Wednesday, March 01, 2006

"I WANT THAT COLOR ON ME"

Not something you hear often when you have grey smudges across your forehead but it was quite amusing at the time. Our 3 year old looked at every else with ashes on their foreheads and felt left out, so she wanted some too. With a frown on her face she scolded, "Hey, I want that color on me, too."

It is a sign of how much I have changed in my outlook as a Christian that Ash Wednesday and Lent mean so much to me. Subtly over the last seven years as an Anglican Christian, the rhythms of the church year have become second nature to me. There is a strange kind of joyous melancholy that I felt tonight as Peter imposed the ashes in the sign of a cross on my forehead. "From dust you came, to dust you will return."

The ashes are made by burning the palm fronds that we use in the Palm Sunday service the year before. This practice to me is a physical reminder of human fickleness and inconstancy toward God. One season rejoicing in the Saviors triumphant victory over the powers of evil one day, in another seeing so clearly how that joy gives way to the grayness of death and evil.

In general, penitence gets a bad rap in our society today. We like Fat Tuesday a lot better than Ash Wednesday. It's just not healthy to beat one's self up too much people think. Well, let's just say I disagree. It is only in finally facing up to the ugliness that comes so easily out of my soul that I have found any measure of emotional health and wholeness.

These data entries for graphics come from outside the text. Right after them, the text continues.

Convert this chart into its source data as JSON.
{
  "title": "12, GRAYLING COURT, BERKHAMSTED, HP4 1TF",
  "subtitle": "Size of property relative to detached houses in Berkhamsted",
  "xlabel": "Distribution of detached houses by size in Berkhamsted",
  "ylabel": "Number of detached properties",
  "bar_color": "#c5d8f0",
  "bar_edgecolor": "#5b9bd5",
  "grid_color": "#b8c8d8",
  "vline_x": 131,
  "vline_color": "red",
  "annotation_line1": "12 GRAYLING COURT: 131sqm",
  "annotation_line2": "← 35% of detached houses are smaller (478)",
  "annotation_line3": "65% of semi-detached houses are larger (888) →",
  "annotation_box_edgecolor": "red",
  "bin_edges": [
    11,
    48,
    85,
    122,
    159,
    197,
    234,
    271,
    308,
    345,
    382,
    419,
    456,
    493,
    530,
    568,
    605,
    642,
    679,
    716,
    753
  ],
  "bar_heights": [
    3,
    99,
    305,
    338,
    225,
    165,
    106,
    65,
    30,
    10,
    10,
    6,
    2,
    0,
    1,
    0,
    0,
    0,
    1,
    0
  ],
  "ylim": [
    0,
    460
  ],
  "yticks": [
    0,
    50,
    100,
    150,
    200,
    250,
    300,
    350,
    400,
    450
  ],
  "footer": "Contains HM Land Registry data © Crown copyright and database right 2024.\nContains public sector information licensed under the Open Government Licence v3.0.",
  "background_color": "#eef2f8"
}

I mess up, I break promises, I treat people poorly and, most alarming, I don't even begin to give God his due. I can try to cover it up before others, but I can't hide it from myself or from God.

Freedom comes from being able to see things as they really are, not living in some kind of delusion. Ash Wednesday is all about being honest with yourself and with God. If the truth were told, I should wear the cross of ashes everyday, not just once a year.

So, I want that color on me, too. Lord Jesus Christ, have mercy on me a sinner, it says. This is just the truth I need to remind myself of all the time, but it is especially pressed into my heart through the practices and disciplines practiced during Lent.